EQ isn’t just about relating to other people, though. A big component of self-awareness, one of the four quadrants, means having a handle on your own feelings, which in turn means keeping those feelings under control. We’ve all heard horror stories of entrepreneurs who let stress and pressure get the better of them, and subsequently lose their cool in damaging ways. The effects are at best, embarrassing, and at worse, career-killing.
Another area is risk-taking. Yes, entrepreneurs are often more willing to take leaps of faith than the average person. But these risks should always be calculated. Take me, for example. I didn’t start my company, Jotform, on a whim. It began as a side project that I did on evenings and weekends while I maintained my day job.
It was only after I had grown it to a point that I felt confident it would be sustainable that I finally transitioned to running my business full-time. A good grasp of your own emotions will prevent you from making rash, uninformed decisions, and instead decide with a clear mind what path to take.

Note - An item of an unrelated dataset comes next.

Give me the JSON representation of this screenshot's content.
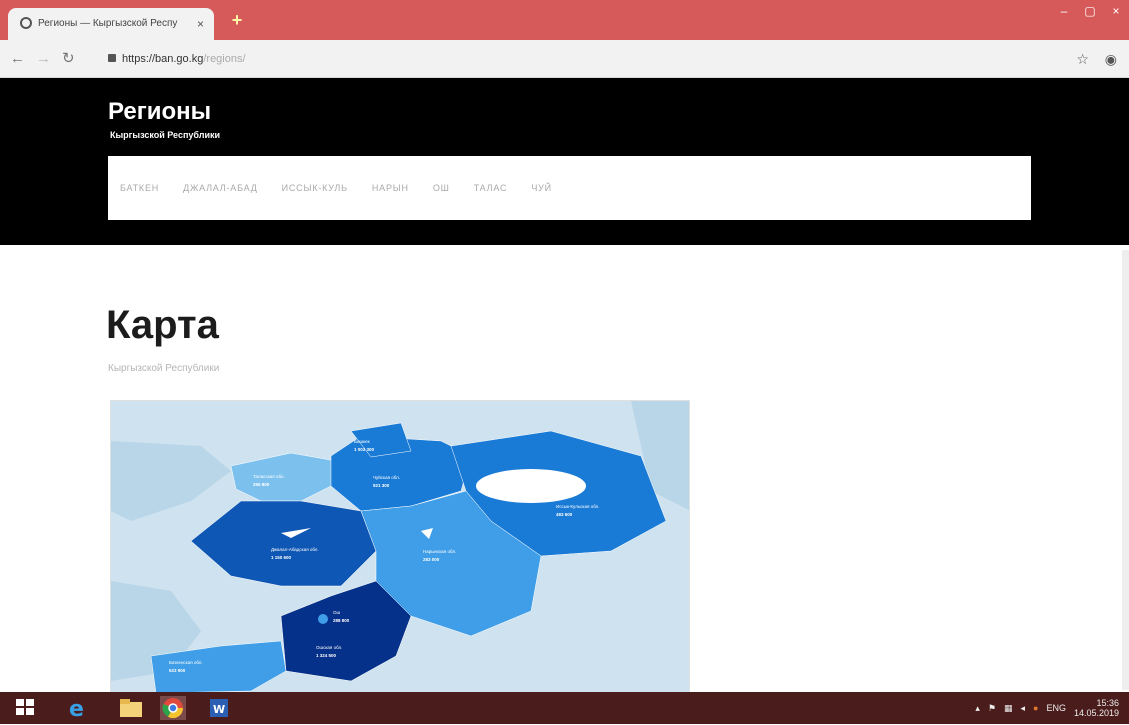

Having strong emotional intelligence will also help you weather the ups and downs that come with startup life — and, indeed, the twists and turns it takes along the way. When problems arise, you’ll spend your energy looking for solutions, rather than slipping into a funk.
Strategic agility means understanding, to the extent possible, what the future holds. As scary as it can be to reevaluate your business model, doing so will allow you to move forward, and keep going no matter what the future holds.